NTT Communication Science Laboratories, NTT Corporation, Seika-cho, Kyoto, 619-0237, Japan.
Neural Comput. 2013 May;25(5):1324-70. doi: 10.1162/NECO_a_00442.
Divergence estimators based on direct approximation of density ratios without going through separate approximation of numerator and denominator densities have been successfully applied to machine learning tasks that involve distribution comparison such as outlier detection, transfer learning, and two-sample homogeneity test.
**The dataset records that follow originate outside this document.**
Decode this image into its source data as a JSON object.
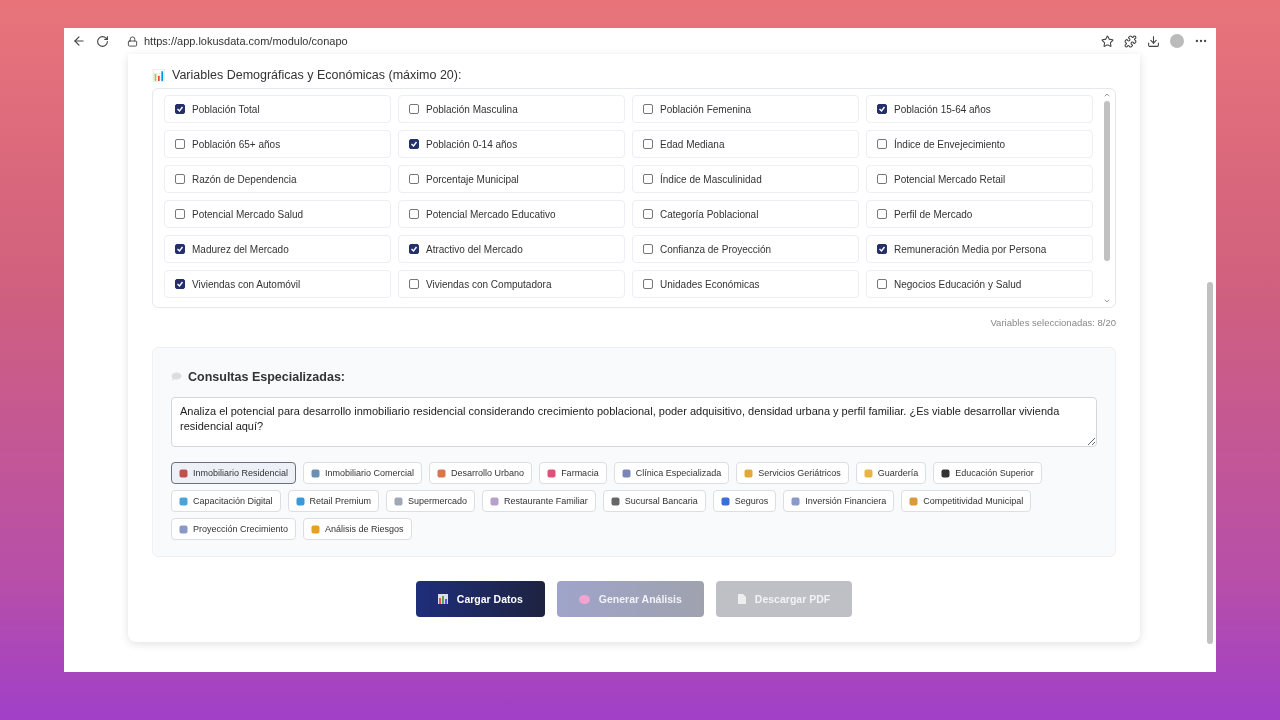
{
  "browser": {
    "url": "https://app.lokusdata.com/modulo/conapo"
  },
  "variables": {
    "icon": "📊",
    "title": "Variables Demográficas y Económicas (máximo 20):",
    "items": [
      {
        "label": "Población Total",
        "checked": true
      },
      {
        "label": "Población Masculina",
        "checked": false
      },
      {
        "label": "Población Femenina",
        "checked": false
      },
      {
        "label": "Población 15-64 años",
        "checked": true
      },
      {
        "label": "Población 65+ años",
        "checked": false
      },
      {
        "label": "Población 0-14 años",
        "checked": true
      },
      {
        "label": "Edad Mediana",
        "checked": false
      },
      {
        "label": "Índice de Envejecimiento",
        "checked": false
      },
      {
        "label": "Razón de Dependencia",
        "checked": false
      },
      {
        "label": "Porcentaje Municipal",
        "checked": false
      },
      {
        "label": "Índice de Masculinidad",
        "checked": false
      },
      {
        "label": "Potencial Mercado Retail",
        "checked": false
      },
      {
        "label": "Potencial Mercado Salud",
        "checked": false
      },
      {
        "label": "Potencial Mercado Educativo",
        "checked": false
      },
      {
        "label": "Categoría Poblacional",
        "checked": false
      },
      {
        "label": "Perfil de Mercado",
        "checked": false
      },
      {
        "label": "Madurez del Mercado",
        "checked": true
      },
      {
        "label": "Atractivo del Mercado",
        "checked": true
      },
      {
        "label": "Confianza de Proyección",
        "checked": false
      },
      {
        "label": "Remuneración Media por Persona",
        "checked": true
      },
      {
        "label": "Viviendas con Automóvil",
        "checked": true
      },
      {
        "label": "Viviendas con Computadora",
        "checked": false
      },
      {
        "label": "Unidades Económicas",
        "checked": false
      },
      {
        "label": "Negocios Educación y Salud",
        "checked": false
      }
    ],
    "counter": "Variables seleccionadas: 8/20"
  },
  "consultas": {
    "title": "Consultas Especializadas:",
    "query": "Analiza el potencial para desarrollo inmobiliario residencial considerando crecimiento poblacional, poder adquisitivo, densidad urbana y perfil familiar. ¿Es viable desarrollar vivienda residencial aquí?",
    "chips": [
      {
        "label": "Inmobiliario Residencial",
        "selected": true,
        "color": "#c0504d"
      },
      {
        "label": "Inmobiliario Comercial",
        "selected": false,
        "color": "#6b8fb3"
      },
      {
        "label": "Desarrollo Urbano",
        "selected": false,
        "color": "#d9774a"
      },
      {
        "label": "Farmacia",
        "selected": false,
        "color": "#e0507a"
      },
      {
        "label": "Clínica Especializada",
        "selected": false,
        "color": "#7a86b8"
      },
      {
        "label": "Servicios Geriátricos",
        "selected": false,
        "color": "#e0a93a"
      },
      {
        "label": "Guardería",
        "selected": false,
        "color": "#e8b540"
      },
      {
        "label": "Educación Superior",
        "selected": false,
        "color": "#333333"
      },
      {
        "label": "Capacitación Digital",
        "selected": false,
        "color": "#4aa3d9"
      },
      {
        "label": "Retail Premium",
        "selected": false,
        "color": "#3a9ad9"
      },
      {
        "label": "Supermercado",
        "selected": false,
        "color": "#a0a8b8"
      },
      {
        "label": "Restaurante Familiar",
        "selected": false,
        "color": "#b8a0c8"
      },
      {
        "label": "Sucursal Bancaria",
        "selected": false,
        "color": "#666666"
      },
      {
        "label": "Seguros",
        "selected": false,
        "color": "#3a6fd9"
      },
      {
        "label": "Inversión Financiera",
        "selected": false,
        "color": "#8a9ac8"
      },
      {
        "label": "Competitividad Municipal",
        "selected": false,
        "color": "#d99a3a"
      },
      {
        "label": "Proyección Crecimiento",
        "selected": false,
        "color": "#8a9ac8"
      },
      {
        "label": "Análisis de Riesgos",
        "selected": false,
        "color": "#e8a020"
      }
    ]
  },
  "actions": [
    {
      "label": "Cargar Datos",
      "kind": "load",
      "disabled": false
    },
    {
      "label": "Generar Análisis",
      "kind": "analyze",
      "disabled": true
    },
    {
      "label": "Descargar PDF",
      "kind": "pdf",
      "disabled": true
    }
  ]
}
However, since density-ratio functions often possess high fluctuation, divergence estimation is a challenging task in practice. In this letter, we use relative divergences for distribution comparison, which involves approximation of relative density ratios. Since relative density ratios are always smoother than corresponding ordinary density ratios, our proposed method is favorable in terms of nonparametric convergence speed. Furthermore, we show that the proposed divergence estimator has asymptotic variance independent of the model complexity under a parametric setup, implying that the proposed estimator hardly overfits even with complex models. Through experiments, we demonstrate the usefulness of the proposed approach.
基于直接逼近密度比而无需分别逼近分子和分母密度的散度估计器已成功应用于涉及分布比较的机器学习任务,例如异常值检测、迁移学习和两样本同质性检验。然而,由于密度比函数通常具有较高的波动性,因此在实践中进行散度估计是一项具有挑战性的任务。在本信函中,我们使用相对散度进行分布比较,这涉及相对密度比的逼近。由于相对密度比总是比相应的普通密度比更平滑,因此我们提出的方法在非参数收敛速度方面具有优势。此外,我们表明,在参数设置下,所提出的散度估计器具有与模型复杂度无关的渐近方差,这意味着即使使用复杂的模型,该估计器也几乎不会过度拟合。通过实验,我们证明了所提出方法的有用性。